Cette succession de décès est à replacer dans le contexte de l’invasion et de l’occupation de la Savoie par les troupes espagnoles de janvier 1743 à février 1749. La Savoie connaît alors une des périodes les plus sombres de son histoire car les exigences de l’occupant sont exorbitantes : la population est frappée par des impôts et des prélèvements en nature insoutenables. Avec en plus des mauvaises récoltes et des épidémies qui ravagent le bétail, le pays se retrouve au bord de la famine.

Dernière étape de la vie de Geneviève, après deux ans et demi de veuvage, le second mariage avec Claude Vallin le 4 juin 1753 à la paroisse Saint-Christophe.  Claude Vallin est le sixième et dernier enfant de François Vallin et Antoinette Montaz qui se sont mariés à Saint-Jean-de-Maurienne le 13 octobre 1686. Claude est né à Saint-Jean le 18 mars 1701. Il s’est marié une première fois avec Marie Truchet le 15 juillet 1726. Il est alors âgé de 25 ans, mais sa femme a 12 ans de plus que lui. De ce premier mariage, il n’aura qu’un fils François Vallin né en 1729. Après la mort de sa première femme, Claude se marie une seconde fois avec Jeanne-Marie Tardy le 1er décembre 1745. Le couple a un enfant mort-né le 29 août 1748 et Jeanne-Marie décède à son tour le 2 décembre 1751. Geneviève est donc la troisième épouse de Claude Vallin. Le couple n’aura pas le temps de durer. Le 9 mars 1755 est né Georges Antoine Vallin, avec pour parrain Georges Buttard, frère aîné du premier mari de Geneviève. Ce choix permet de créer un lien entre la famille Buttard et la famille Vallin. Mais, deux jours plus tard, le 11 mars 1755 Geneviève décède à son tour des suites de son accouchement. Elle n’est pas encore âgée de 42 ans. Le devenir du nouveau né est inconnu, mais on peut encore faire l’hypothèse qu’il a été confié à une nourrice et qu’il a peu de chance qu’il ait survécu, même si aucun acte de décès le concernant n’a été retrouvé.

Quatre ans plus tard, lors du recensement pour la consigne du sel de novembre 1759, on comptabilise dans le feu n°413 Claude Vallin tisserand, François son fils, Marie Freney sa belle-fille, Joseph son petit-fils âgé de trois ans, et deux vaches.
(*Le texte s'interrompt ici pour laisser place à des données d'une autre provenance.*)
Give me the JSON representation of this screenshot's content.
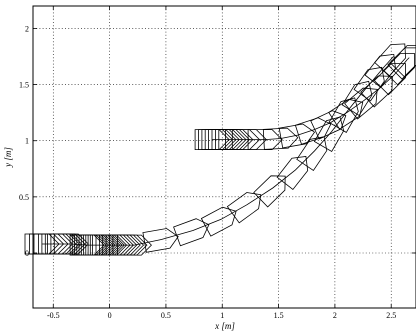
{
  "chart_data": {
    "type": "line",
    "title": "",
    "xlabel": "x [m]",
    "ylabel": "y [m]",
    "xlim": [
      -0.68,
      2.72
    ],
    "ylim": [
      -0.49,
      2.2
    ],
    "xticks": [
      -0.5,
      0,
      0.5,
      1,
      1.5,
      2,
      2.5
    ],
    "xtick_labels": [
      "-0.5",
      "0",
      "0.5",
      "1",
      "1.5",
      "2",
      "2.5"
    ],
    "yticks": [
      0,
      0.5,
      1,
      1.5,
      2
    ],
    "ytick_labels": [
      "0",
      "0.5",
      "1",
      "1.5",
      "2"
    ],
    "grid": true,
    "legend": "none",
    "series": [
      {
        "poses": [
          [
            -0.6,
            0.08,
            0
          ],
          [
            -0.56,
            0.08,
            0
          ],
          [
            -0.52,
            0.08,
            0
          ],
          [
            -0.48,
            0.08,
            0
          ],
          [
            -0.45,
            0.08,
            0
          ],
          [
            -0.42,
            0.08,
            0
          ],
          [
            -0.4,
            0.08,
            0
          ],
          [
            -0.37,
            0.08,
            0
          ],
          [
            -0.34,
            0.08,
            0
          ],
          [
            -0.2,
            0.07,
            0
          ],
          [
            -0.18,
            0.07,
            0
          ],
          [
            -0.16,
            0.07,
            0
          ],
          [
            -0.14,
            0.07,
            0
          ],
          [
            -0.12,
            0.07,
            0
          ],
          [
            -0.1,
            0.07,
            0
          ],
          [
            -0.08,
            0.07,
            0
          ],
          [
            -0.06,
            0.07,
            0
          ],
          [
            -0.04,
            0.07,
            0
          ],
          [
            -0.02,
            0.07,
            0
          ],
          [
            0.0,
            0.07,
            0
          ],
          [
            0.03,
            0.07,
            0
          ],
          [
            0.06,
            0.07,
            0
          ],
          [
            0.09,
            0.07,
            0
          ],
          [
            0.12,
            0.07,
            0
          ],
          [
            0.15,
            0.07,
            0
          ],
          [
            0.18,
            0.07,
            0
          ],
          [
            0.22,
            0.07,
            0
          ],
          [
            0.46,
            0.12,
            10
          ],
          [
            0.74,
            0.2,
            20
          ],
          [
            0.99,
            0.3,
            28
          ],
          [
            1.22,
            0.43,
            36
          ],
          [
            1.45,
            0.58,
            44
          ],
          [
            1.65,
            0.74,
            52
          ],
          [
            1.82,
            0.91,
            56
          ],
          [
            1.97,
            1.08,
            60
          ],
          [
            2.1,
            1.25,
            60
          ],
          [
            2.22,
            1.4,
            58
          ],
          [
            2.33,
            1.53,
            55
          ],
          [
            2.43,
            1.65,
            52
          ],
          [
            2.52,
            1.75,
            48
          ]
        ]
      },
      {
        "poses": [
          [
            0.91,
            1.01,
            0
          ],
          [
            0.94,
            1.01,
            0
          ],
          [
            0.97,
            1.01,
            0
          ],
          [
            1.0,
            1.01,
            0
          ],
          [
            1.03,
            1.01,
            0
          ],
          [
            1.06,
            1.01,
            0
          ],
          [
            1.09,
            1.01,
            0
          ],
          [
            1.12,
            1.01,
            0
          ],
          [
            1.18,
            1.01,
            0
          ],
          [
            1.24,
            1.01,
            0
          ],
          [
            1.38,
            1.01,
            0
          ],
          [
            1.52,
            1.02,
            3
          ],
          [
            1.67,
            1.05,
            10
          ],
          [
            1.82,
            1.1,
            18
          ],
          [
            1.96,
            1.16,
            25
          ],
          [
            2.12,
            1.26,
            33
          ],
          [
            2.26,
            1.36,
            40
          ],
          [
            2.4,
            1.47,
            43
          ],
          [
            2.52,
            1.58,
            45
          ],
          [
            2.6,
            1.67,
            45
          ],
          [
            2.64,
            1.72,
            45
          ],
          [
            2.66,
            1.74,
            45
          ]
        ]
      }
    ]
  }
}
En fin de registre on comptabilise dans le feu n°499 Buttard Georges, Geneviève feu Riboud sa femme, Claude leur fils de deux ans, et trois vaches. L’histoire se termine par le décès de Claude Vallin, le 17 mars 1760, âgé de 58 ans.

Ainsi s’achève sans descendance le parcours familial de Geneviève qui ressemble plus à une tragédie qu’à une vie paisible et heureuse.

Source : Histoire des Fecemaz de Beaune, ouvrage de Luc Fessemaz, 2013, pages 100-101.